Ed ecco perché al fine di ridurre lo stress d’utilizzo, molte delle aziende produttrici di una tale meraviglia della tecnica, tra cui la Wacker Neuson del video di apertura ma anche MQ Whiteman, Beton Trowel […] hanno iniziato ad includere nei propri modelli top di gamma un sofisticato sistema di sterzo idraulico per il sollevamento delle piastre rotative mediante l’impiego di una leggera e precisa coppia di joystick, oltre a computer di bordo per il controllo della velocità di crociera, l’impostazione di un massimale di giri al minuto ed altre diavolerie di assistenza iper-tecnologica, facendo crescere di conseguenza il prezzo del dispositivo.
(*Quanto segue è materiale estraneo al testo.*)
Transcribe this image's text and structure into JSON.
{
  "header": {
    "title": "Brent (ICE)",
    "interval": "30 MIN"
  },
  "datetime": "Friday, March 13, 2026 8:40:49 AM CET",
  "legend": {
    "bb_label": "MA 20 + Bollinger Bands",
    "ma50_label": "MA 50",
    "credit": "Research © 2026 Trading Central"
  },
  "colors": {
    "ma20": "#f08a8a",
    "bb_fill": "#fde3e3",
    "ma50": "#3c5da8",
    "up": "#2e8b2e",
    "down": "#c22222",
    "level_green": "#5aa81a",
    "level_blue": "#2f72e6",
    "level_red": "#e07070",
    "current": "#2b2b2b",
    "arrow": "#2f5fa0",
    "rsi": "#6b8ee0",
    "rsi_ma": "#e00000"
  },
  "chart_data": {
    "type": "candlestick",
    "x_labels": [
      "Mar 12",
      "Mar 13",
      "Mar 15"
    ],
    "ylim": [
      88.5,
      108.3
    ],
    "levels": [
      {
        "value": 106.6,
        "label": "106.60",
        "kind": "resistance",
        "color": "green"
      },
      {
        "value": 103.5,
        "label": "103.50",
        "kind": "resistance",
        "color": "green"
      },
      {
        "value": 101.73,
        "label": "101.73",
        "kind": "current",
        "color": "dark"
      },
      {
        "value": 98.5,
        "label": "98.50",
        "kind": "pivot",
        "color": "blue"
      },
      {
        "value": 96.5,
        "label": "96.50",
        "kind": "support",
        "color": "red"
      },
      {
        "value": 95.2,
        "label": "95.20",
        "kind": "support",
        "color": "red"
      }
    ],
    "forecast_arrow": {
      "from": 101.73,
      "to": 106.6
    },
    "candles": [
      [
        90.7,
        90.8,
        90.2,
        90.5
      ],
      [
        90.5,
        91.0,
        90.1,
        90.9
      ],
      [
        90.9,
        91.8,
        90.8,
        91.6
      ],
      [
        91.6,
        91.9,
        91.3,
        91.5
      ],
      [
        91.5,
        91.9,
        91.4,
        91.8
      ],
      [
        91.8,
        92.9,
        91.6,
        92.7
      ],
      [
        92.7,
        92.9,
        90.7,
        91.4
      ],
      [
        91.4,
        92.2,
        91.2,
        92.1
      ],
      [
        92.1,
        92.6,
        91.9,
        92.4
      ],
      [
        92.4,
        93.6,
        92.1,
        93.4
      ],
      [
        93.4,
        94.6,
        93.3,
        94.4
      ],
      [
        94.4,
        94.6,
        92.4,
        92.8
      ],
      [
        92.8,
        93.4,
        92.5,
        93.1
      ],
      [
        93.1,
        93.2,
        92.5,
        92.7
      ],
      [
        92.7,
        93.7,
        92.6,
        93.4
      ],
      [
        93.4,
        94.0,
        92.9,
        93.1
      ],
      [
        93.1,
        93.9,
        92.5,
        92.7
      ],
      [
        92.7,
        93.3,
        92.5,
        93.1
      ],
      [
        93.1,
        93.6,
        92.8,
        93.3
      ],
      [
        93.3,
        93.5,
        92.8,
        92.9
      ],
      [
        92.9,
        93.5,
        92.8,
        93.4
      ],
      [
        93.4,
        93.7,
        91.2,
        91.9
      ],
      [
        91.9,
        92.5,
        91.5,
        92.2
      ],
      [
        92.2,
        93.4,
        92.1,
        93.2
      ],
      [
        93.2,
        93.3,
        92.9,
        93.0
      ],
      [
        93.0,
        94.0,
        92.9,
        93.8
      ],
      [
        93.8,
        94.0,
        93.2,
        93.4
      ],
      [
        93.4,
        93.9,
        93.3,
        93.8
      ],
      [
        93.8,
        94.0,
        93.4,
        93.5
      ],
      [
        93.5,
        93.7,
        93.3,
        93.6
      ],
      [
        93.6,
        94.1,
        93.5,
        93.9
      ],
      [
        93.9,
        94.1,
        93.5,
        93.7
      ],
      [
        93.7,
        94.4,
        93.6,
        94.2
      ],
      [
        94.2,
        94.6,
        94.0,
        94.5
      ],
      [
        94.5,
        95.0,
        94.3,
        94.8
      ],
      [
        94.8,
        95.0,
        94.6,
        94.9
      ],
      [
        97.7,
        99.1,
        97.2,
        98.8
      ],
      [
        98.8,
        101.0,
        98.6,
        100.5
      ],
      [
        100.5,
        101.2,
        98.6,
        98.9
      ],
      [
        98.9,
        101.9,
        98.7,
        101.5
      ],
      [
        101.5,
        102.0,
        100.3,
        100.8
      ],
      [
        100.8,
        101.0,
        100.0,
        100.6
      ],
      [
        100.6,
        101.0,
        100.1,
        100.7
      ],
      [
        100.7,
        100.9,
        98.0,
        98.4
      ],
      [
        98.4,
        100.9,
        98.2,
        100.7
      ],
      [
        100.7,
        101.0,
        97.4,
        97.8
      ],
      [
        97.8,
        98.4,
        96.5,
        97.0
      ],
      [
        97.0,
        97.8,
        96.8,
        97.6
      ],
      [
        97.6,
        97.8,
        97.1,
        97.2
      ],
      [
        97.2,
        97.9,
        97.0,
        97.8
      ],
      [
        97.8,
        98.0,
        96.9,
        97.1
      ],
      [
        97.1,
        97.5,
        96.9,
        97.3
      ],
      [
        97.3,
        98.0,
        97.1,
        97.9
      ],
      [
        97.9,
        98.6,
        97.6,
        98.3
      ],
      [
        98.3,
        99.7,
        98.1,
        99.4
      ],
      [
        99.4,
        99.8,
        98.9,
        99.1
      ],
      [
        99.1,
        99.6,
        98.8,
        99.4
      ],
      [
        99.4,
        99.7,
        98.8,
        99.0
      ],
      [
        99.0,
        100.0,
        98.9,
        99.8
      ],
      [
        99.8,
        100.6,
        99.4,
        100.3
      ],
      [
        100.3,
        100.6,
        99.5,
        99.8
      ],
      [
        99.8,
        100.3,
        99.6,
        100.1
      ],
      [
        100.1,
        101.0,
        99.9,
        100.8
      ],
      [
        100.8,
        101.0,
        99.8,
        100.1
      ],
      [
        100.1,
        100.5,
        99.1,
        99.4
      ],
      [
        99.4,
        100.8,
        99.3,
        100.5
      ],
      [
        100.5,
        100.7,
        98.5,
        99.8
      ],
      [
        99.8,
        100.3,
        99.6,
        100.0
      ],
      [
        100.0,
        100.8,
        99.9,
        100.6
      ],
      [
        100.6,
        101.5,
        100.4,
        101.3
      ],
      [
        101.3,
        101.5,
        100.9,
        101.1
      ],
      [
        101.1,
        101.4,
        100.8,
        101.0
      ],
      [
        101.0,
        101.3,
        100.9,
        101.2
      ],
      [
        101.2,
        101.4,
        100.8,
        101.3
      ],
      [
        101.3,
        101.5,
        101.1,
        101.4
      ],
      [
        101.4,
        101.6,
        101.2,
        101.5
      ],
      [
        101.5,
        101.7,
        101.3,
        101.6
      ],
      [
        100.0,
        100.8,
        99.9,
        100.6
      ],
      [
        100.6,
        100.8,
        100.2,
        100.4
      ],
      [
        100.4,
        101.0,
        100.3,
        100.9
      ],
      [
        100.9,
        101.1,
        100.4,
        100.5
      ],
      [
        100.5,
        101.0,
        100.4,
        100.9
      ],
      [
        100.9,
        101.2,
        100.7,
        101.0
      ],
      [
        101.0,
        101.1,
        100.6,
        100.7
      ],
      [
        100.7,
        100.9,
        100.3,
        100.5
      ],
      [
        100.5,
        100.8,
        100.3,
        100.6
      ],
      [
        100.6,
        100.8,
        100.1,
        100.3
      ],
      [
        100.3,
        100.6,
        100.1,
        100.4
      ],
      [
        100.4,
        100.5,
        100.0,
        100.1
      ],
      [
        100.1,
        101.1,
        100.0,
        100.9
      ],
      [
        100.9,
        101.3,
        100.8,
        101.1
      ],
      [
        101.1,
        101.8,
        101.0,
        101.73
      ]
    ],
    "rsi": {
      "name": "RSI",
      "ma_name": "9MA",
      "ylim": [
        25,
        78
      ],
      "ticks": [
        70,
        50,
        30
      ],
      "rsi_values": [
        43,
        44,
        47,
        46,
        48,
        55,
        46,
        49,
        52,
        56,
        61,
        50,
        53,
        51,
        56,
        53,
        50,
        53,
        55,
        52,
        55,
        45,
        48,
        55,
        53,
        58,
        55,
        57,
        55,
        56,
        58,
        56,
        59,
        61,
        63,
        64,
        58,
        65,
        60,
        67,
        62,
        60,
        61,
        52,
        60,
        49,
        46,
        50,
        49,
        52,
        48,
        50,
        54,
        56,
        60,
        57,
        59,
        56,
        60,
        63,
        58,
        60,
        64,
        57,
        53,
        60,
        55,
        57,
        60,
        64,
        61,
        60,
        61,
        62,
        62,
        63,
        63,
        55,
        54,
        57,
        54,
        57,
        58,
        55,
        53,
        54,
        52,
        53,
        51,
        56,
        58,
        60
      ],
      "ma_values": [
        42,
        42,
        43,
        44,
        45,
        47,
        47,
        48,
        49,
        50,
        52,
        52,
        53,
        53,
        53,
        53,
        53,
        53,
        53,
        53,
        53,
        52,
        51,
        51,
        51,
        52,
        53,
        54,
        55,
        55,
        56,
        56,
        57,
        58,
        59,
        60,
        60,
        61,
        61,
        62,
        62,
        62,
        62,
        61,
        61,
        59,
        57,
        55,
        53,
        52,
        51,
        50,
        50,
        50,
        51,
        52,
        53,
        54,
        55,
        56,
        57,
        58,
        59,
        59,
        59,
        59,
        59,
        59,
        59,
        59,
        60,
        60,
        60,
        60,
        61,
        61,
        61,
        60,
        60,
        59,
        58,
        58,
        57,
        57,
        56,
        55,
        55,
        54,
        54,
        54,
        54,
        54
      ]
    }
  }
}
Che pur aggirandosi in media sull’equivalente di 7-8.000 euro, ovvero l’equivalente di due o tre frattazzatrici a spinta, può facilmente raggiungere i 25.000 nei modelli più grossi e performanti, talvolta forniti di doppia alimentazione gas e benzina, a seconda del fatto che sia necessario volta per volta utilizzarli all’aperto o al chiuso.
Benché vada anche detto, simili implementi possano permettere a un singolo operaio di svolgere il lavoro di un’intera squadra di operai dotati di tradizionali stagge a mano.
Così risulta fin troppo facile lasciarsi trascinare dall’entusiasmo, nell’osservare l’eccezionale esuberanza di questi “leggiadri” hovercraft dal peso di tre o quattro quintali, che come i cigni del titolare lago del mondo della musica, disegnano ardite traiettorie danzanti all’interno di un palcoscenico chiaramente definito. Ma immaginate ora di dover compiere una simile precisa serie di gesti ogni giorno lavorativo della vostra vita, per molte ore di seguito, senza mai concedersi un calo ancorché momentaneo dell’attenzione, pena il severo e giustificato rimprovero da parte dei propri colleghi e superiori! Un’opera continuativa, importante, e una posizione di profonda responsabilità, all’interno di quel macchinario complesso che può diventare il cantiere. Situazione, questa, che non soltanto favorisce l’esistenza metaforica di un terzo luogo all’interno del quale rifugiarsi, ma nei fatti arriva a richiederlo! Affinché si possa mantenere la concentrazione ed arrivare al fischio di fine giornata sapendo, nel più profondo del proprio essere, di aver portato a termine un Buon Lavoro.